Every pitcher the Mets threw out raised more questions about what this team’s plan is. Lugo only allowed one infield hit over the next three innings to stabilize his day. When the Mets activated A.J. Ramos, it seemed like Fernando Salas would get released. Instead the Mets designated Josh Edgin for assignment and Salas came in for the sixth. He got an out, then a routine ground ball that Neil Walker couldn’t handle at second. Salas isn’t good enough to survive giving a team extra outs – he walked Mike Zunino and later Ben Gamel singled in a run. With Edgin out of the pen, Terry Collins turned to Josh Smoker as his lower leverage lefty for the seventh. It was his turn to give up a run.
Finally it was Ramos’ turn. Collins wanted to get him work, even down 7-0. Ramos pitched like the stereotypical closer who doesn’t focus well when used in non-save situations. He gave up a walk, single, and then a double play ball that Walker threw away on the turn. After allowing a run, Ramos gave up two wild pitches in the dirt and another single to make it 9-0. The Mets mounted a small two-out rally in the top of the ninth to avoid a shutout, but Michael Conforto looked at strike three to end the game.
Jose Reyes got drilled in the forearm by a 98 mph fastball in the top of the fifth inning. He crouched over in pain and had to leave the game immediately. Matt Reynolds moved over from third base to shortstop, while Asdrubal Cabrera entered the game at third. Marc Carig reported after the game that Reyes’ X-rays are negative.
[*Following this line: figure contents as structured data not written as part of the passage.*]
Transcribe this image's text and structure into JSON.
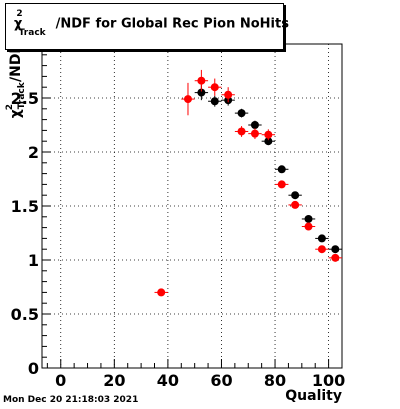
{
  "chart_data": {
    "type": "scatter",
    "title_parts": {
      "chi": "χ",
      "sup": "2",
      "sub": "Track",
      "rest": "/NDF for Global Rec Pion NoHits"
    },
    "xlabel": "Quality",
    "ylabel_parts": {
      "chi": "χ",
      "sup": "2",
      "sub": "Track",
      "rest": "/NDF"
    },
    "xlim": [
      -7,
      105
    ],
    "ylim": [
      0,
      3
    ],
    "xticks": [
      0,
      20,
      40,
      60,
      80,
      100
    ],
    "yticks": [
      0,
      0.5,
      1,
      1.5,
      2,
      2.5
    ],
    "ytick_labels": [
      "0",
      "0.5",
      "1",
      "1.5",
      "2",
      "2.5"
    ],
    "grid": true,
    "series": [
      {
        "color": "#000000",
        "points": [
          {
            "x": 52.5,
            "y": 2.55,
            "ey": 0.07
          },
          {
            "x": 57.5,
            "y": 2.47,
            "ey": 0.05
          },
          {
            "x": 62.5,
            "y": 2.48,
            "ey": 0.05
          },
          {
            "x": 67.5,
            "y": 2.36,
            "ey": 0.04
          },
          {
            "x": 72.5,
            "y": 2.25,
            "ey": 0.04
          },
          {
            "x": 77.5,
            "y": 2.1,
            "ey": 0.03
          },
          {
            "x": 82.5,
            "y": 1.84,
            "ey": 0.02
          },
          {
            "x": 87.5,
            "y": 1.6,
            "ey": 0.02
          },
          {
            "x": 92.5,
            "y": 1.38,
            "ey": 0.02
          },
          {
            "x": 97.5,
            "y": 1.2,
            "ey": 0.01
          },
          {
            "x": 102.5,
            "y": 1.1,
            "ey": 0.01
          }
        ]
      },
      {
        "color": "#ff0000",
        "points": [
          {
            "x": 37.5,
            "y": 0.7,
            "ey": 0.02
          },
          {
            "x": 47.5,
            "y": 2.49,
            "ey": 0.15
          },
          {
            "x": 52.5,
            "y": 2.66,
            "ey": 0.1
          },
          {
            "x": 57.5,
            "y": 2.6,
            "ey": 0.08
          },
          {
            "x": 62.5,
            "y": 2.53,
            "ey": 0.07
          },
          {
            "x": 67.5,
            "y": 2.19,
            "ey": 0.05
          },
          {
            "x": 72.5,
            "y": 2.17,
            "ey": 0.05
          },
          {
            "x": 77.5,
            "y": 2.16,
            "ey": 0.05
          },
          {
            "x": 82.5,
            "y": 1.7,
            "ey": 0.03
          },
          {
            "x": 87.5,
            "y": 1.51,
            "ey": 0.02
          },
          {
            "x": 92.5,
            "y": 1.31,
            "ey": 0.02
          },
          {
            "x": 97.5,
            "y": 1.1,
            "ey": 0.02
          },
          {
            "x": 102.5,
            "y": 1.02,
            "ey": 0.02
          }
        ]
      }
    ]
  },
  "footer": {
    "timestamp": "Mon Dec 20 21:18:03 2021"
  }
}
If Reyes is out for a while, remember that Reynolds is primarily a shortstop. It would be a mistake to assume that the Mets have to call up Amed Rosario because they don’t have any shortstops on the current big league roster. After all, they kept Reyes’ .286 on base percentage, weak glove, and awful off-field character there every day.
More Trades Coming?
The Mets don’t play again until after the trading deadline, but Addison Reed has been on the rumor mill for over a week. Many assumed the only rational reason for the Mets to designate Edgin for assignment was if they had lined up a trade. Once a player is designated for assignment, the team still has a week to trade that player before releasing him. However, Anthony DiComo reported just before the game that the Mets don’t have a trade for Edgin in the works.